Gepflegte Verwahrlosung
Willkommen beim Endgegner jeder To-do-Liste, jeder Produktivität: Caye Caulker.
Der offizielle Slogan der knapp 4 Quadratkilometer kleinen, vor Belize liegenden Insel lautet „Go slow“.
Das ist hier weniger ein Motto als ein Naturgesetz. Wir und alle anderen schlurfen den hiesigen karibischen Temperaturen angemessen träge mit Flip-Flops durch das Örtchen. Die Füße keinen Mikromillimeter höher hebend als unbedingt notwendig. So, als würden wir Energie sparen für etwas, das ganz sicher nicht mehr passiert.
Da Autos verboten sind, schleichen hier einige mit Golfkarren über die sandigen Wege der Insel. Speed Limit 10 km/h. Es hat was von „Mario Kart für Senioren“ mit Hindernissen wie schläfrigen Hunden, tiefhängenden Palmenwedeln und rumschlurfenden Menschen.
Niemand hat es eilig.
Die Insel ist touristisch vorwiegend Backpacker-Territorium. Möglicherweise findet gerade für sie aber auch für Einheimische ein Reality-Show-Casting statt. Wir mutmaßen der Titel dürfte „Inselleben mit minimalstem Textilanteil“ lauten.
Nicht mehr ganz so unser Ding. Zumal ich eh nach 20 Minuten wie ein gekochter Hummer aussehen würde. UV-Index 12. Wir überlegen eher, welche Liege am Meer den ergonomischsten Winkel für den Lendenwirbelbereich bietet. Prioritäten verschieben sich im Alter.
Was wir so machen? Aufstehen ohne Wecker. Blick aufs Meer. Kaffee. Saft. Frühstück. Noch ein Kaffee. Noch ein Saft. Abwechselnd bestaunt von einem Leguan und diversen bunten Vögelchen.
Dann die große Frage: linksrum oder rechtsrum laufen? Beides führt zuverlässig ins kultivierte Nichtstun. Aber immerhin auf leicht unterschiedlichen Routen.
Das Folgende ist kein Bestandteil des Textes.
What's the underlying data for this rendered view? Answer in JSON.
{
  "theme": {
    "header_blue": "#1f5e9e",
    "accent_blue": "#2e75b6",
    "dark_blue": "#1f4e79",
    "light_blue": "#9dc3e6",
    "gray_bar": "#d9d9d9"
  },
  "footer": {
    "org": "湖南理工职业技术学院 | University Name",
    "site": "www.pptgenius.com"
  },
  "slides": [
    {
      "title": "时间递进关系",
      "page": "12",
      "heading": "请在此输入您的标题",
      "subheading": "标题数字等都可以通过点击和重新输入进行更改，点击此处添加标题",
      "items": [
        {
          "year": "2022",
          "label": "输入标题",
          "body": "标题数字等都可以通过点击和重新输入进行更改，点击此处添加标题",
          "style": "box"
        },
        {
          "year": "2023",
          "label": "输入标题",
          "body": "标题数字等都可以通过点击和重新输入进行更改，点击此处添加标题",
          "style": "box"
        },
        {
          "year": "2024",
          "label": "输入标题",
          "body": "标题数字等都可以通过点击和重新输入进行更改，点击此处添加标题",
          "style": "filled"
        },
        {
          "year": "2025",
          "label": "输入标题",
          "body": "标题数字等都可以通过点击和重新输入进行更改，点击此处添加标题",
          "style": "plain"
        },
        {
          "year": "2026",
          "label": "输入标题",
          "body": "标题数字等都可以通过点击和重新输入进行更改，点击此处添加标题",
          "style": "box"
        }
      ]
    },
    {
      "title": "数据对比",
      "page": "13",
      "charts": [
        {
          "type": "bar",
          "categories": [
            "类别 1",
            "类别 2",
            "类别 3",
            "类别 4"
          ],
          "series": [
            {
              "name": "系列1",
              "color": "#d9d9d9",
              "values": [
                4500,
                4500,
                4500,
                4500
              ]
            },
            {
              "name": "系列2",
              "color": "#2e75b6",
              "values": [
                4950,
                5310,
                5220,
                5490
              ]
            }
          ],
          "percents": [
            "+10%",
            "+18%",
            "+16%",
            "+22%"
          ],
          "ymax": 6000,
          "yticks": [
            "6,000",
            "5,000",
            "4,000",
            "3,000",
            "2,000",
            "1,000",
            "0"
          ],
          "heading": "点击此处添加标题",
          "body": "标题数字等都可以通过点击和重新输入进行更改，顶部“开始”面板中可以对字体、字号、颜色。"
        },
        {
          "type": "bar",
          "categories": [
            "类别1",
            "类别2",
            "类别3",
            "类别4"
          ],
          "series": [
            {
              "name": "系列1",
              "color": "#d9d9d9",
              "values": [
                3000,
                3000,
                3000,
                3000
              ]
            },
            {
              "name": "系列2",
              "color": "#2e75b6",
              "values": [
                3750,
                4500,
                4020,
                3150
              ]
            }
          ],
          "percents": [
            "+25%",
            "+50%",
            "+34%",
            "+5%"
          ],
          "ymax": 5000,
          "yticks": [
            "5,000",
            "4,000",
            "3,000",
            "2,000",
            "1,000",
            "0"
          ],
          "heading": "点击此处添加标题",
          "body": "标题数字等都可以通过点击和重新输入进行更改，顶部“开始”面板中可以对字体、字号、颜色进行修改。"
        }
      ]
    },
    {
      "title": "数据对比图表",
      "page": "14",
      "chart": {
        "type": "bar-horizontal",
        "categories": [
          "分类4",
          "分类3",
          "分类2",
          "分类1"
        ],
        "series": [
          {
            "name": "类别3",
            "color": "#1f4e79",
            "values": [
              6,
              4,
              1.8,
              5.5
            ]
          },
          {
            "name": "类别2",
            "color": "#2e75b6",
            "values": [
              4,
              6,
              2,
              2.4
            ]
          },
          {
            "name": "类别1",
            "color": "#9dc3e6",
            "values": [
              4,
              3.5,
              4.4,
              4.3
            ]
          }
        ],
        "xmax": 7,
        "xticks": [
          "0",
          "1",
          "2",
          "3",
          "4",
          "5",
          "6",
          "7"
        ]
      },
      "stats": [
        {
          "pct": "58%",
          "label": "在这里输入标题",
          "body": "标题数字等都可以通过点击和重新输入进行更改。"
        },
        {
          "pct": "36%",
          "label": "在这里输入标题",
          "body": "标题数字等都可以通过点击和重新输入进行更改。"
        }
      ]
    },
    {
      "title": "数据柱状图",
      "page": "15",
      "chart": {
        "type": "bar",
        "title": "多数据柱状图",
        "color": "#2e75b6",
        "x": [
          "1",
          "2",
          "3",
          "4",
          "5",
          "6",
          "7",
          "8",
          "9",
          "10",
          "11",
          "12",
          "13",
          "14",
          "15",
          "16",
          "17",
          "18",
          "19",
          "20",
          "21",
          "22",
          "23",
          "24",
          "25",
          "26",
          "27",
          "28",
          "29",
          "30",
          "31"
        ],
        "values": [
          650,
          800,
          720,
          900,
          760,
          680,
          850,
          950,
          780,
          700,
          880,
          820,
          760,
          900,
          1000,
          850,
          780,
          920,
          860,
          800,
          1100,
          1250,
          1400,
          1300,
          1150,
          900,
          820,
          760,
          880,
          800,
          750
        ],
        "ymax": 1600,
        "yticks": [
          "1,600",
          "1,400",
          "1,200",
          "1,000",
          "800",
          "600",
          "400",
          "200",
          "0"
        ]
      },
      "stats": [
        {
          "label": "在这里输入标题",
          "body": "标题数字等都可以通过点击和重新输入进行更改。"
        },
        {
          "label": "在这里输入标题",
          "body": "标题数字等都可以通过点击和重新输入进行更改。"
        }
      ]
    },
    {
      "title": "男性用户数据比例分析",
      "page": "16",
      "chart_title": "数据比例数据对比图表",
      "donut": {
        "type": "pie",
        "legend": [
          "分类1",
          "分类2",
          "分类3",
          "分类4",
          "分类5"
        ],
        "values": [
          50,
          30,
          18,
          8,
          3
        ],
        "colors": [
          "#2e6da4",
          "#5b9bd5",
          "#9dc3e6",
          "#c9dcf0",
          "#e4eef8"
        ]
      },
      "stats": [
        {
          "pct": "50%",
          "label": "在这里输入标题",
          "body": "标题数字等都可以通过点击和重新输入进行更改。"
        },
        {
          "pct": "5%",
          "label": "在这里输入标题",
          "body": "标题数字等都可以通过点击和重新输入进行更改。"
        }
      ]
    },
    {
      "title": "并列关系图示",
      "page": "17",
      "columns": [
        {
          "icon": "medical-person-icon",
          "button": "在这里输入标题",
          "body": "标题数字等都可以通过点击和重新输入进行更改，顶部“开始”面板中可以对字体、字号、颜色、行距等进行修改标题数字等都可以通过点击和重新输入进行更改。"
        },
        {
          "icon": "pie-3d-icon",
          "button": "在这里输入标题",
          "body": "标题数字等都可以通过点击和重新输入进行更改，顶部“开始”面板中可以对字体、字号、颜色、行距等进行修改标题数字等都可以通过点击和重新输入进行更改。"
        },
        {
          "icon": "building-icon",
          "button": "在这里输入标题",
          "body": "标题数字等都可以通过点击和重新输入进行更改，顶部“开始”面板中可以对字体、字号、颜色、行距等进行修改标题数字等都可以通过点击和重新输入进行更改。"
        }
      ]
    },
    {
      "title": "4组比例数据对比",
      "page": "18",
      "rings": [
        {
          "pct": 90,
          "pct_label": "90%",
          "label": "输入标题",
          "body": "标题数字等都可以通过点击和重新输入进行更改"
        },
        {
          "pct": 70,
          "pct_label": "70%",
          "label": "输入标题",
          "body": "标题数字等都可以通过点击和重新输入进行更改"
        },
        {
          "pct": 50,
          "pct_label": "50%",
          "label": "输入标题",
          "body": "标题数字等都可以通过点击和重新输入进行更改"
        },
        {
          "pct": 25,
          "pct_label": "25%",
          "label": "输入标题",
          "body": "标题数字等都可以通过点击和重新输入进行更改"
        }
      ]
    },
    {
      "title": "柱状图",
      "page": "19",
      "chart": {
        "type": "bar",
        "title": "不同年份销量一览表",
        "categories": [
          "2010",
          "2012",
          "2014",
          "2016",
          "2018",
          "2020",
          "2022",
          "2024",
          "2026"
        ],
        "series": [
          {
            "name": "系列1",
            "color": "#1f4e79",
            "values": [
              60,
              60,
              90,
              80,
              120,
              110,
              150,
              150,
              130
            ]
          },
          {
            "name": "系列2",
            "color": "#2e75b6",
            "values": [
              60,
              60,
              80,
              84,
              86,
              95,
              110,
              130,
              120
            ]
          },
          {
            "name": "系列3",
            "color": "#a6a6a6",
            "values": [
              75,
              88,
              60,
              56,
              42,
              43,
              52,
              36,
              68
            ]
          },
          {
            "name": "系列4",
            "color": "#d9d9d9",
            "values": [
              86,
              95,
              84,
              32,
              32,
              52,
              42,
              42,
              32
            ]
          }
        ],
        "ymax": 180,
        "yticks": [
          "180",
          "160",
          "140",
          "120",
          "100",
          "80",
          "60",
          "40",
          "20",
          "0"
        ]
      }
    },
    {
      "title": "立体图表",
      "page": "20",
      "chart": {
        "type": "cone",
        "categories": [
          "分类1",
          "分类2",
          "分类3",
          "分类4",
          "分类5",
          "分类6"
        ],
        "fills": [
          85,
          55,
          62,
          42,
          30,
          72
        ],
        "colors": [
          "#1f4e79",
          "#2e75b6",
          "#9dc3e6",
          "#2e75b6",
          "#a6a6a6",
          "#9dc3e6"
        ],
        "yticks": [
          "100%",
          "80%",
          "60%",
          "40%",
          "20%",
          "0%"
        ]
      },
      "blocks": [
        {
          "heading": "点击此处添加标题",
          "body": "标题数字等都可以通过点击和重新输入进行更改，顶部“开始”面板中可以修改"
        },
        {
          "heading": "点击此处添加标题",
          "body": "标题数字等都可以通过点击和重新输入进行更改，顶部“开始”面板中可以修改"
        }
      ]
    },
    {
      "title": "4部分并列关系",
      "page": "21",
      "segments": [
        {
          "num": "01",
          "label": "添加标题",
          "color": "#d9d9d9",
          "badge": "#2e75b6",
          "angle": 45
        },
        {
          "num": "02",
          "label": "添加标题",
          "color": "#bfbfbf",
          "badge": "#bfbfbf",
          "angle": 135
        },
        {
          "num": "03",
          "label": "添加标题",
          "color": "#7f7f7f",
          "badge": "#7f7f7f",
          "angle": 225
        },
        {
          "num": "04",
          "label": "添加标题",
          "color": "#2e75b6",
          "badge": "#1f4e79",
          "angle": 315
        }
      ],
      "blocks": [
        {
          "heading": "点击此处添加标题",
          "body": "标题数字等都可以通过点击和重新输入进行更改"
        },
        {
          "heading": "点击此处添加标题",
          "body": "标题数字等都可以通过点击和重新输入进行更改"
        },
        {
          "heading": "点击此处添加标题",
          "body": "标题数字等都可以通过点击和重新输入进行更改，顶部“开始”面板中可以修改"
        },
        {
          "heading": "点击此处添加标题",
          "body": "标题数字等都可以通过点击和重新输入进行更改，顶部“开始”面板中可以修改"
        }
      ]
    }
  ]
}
Wir gewöhnen uns schnell daran, dass die wichtigste Entscheidung des Tages darin besteht, ob wir einen Rum-Punch vor oder nach dem Sonnenuntergang bestellen.
1x sind wir eskaliert und haben mit einem zweiten und dritten unseren Flüssigkeitshaushalt aufgefüllt.
Zu unserer Verteidigung sei angemerkt, dass wir nach dem zweiten eigentlich gehen wollten. Allerdings wies uns die Bedienstete darauf hin, dass wir Cash zahlen müssten. Die aktuelle Rechnung reiche noch nicht, um sie mit Kreditkarte begleichen zu können, es gebe da einen Minimalbetrag.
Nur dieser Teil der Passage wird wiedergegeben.